What we have written, in my judgment, disposes of this case; but I am not prepared to say that the doctrine of the Prosser case, if sound (which may be doubted), is applicable to a case of this character. An action will not lie against the city to recover moneys paid on a tax before it has been reversed or set aside, unless it would lie against the assessors individually. The exemption given to soldiers and their dependents should be fully maintained and rendered effectual. But it is not imposing any unreasonable burden on such persons to require them to make claim and proof of the exemption to the taxing officers. Assessors may by inquiry discover who are the inhabitants of the town, and to what use real property therein is put.
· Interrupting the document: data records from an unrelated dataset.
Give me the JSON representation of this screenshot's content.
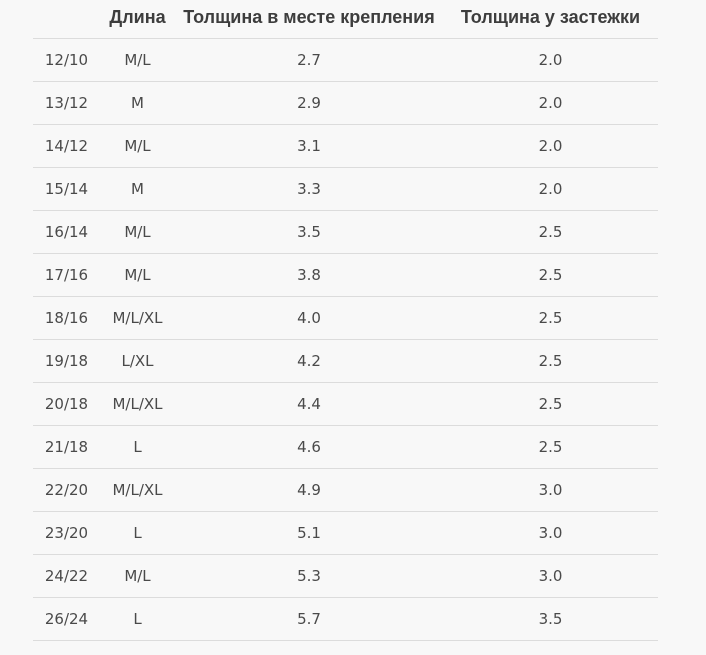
{
  "chart_data": {
    "type": "table",
    "title": "",
    "columns": [
      "",
      "Длина",
      "Толщина в месте крепления",
      "Толщина у застежки"
    ],
    "rows": [
      [
        "12/10",
        "M/L",
        "2.7",
        "2.0"
      ],
      [
        "13/12",
        "M",
        "2.9",
        "2.0"
      ],
      [
        "14/12",
        "M/L",
        "3.1",
        "2.0"
      ],
      [
        "15/14",
        "M",
        "3.3",
        "2.0"
      ],
      [
        "16/14",
        "M/L",
        "3.5",
        "2.5"
      ],
      [
        "17/16",
        "M/L",
        "3.8",
        "2.5"
      ],
      [
        "18/16",
        "M/L/XL",
        "4.0",
        "2.5"
      ],
      [
        "19/18",
        "L/XL",
        "4.2",
        "2.5"
      ],
      [
        "20/18",
        "M/L/XL",
        "4.4",
        "2.5"
      ],
      [
        "21/18",
        "L",
        "4.6",
        "2.5"
      ],
      [
        "22/20",
        "M/L/XL",
        "4.9",
        "3.0"
      ],
      [
        "23/20",
        "L",
        "5.1",
        "3.0"
      ],
      [
        "24/22",
        "M/L",
        "5.3",
        "3.0"
      ],
      [
        "26/24",
        "L",
        "5.7",
        "3.5"
      ]
    ],
    "layout": {
      "grid": "horizontal-row-separators-only",
      "header_style": "bold",
      "value_alignment": "center"
    }
  },
  "colors": {
    "page_background": "#f8f8f8",
    "text": "#4a4a4a",
    "header_text": "#3d3d3d",
    "row_border": "#dcdcdc"
  }
}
It may be that they could also find out whether a particular person, otherwise the- subject of assessment, was a minister of the gospel or not. But they have no power of divination, and I am at a loss to see how they can evolve from their inner consciousness, without notice or proof aliimde, a determination whether any particular property has been bought with pension moneys, in whole or part, and if in part what part.

The judgment appealed from should be reversed, and as it will be impossible for the plaintiff to succeed on a new trial, the complaint should be dismissed. The action has been brought in equity, and the costs are in our discretion. We think that, under the circumstances, the dismissal of the complaint should be without costs.

All concurred, except Goodbich, P. J., who dissented, and read for affirmance.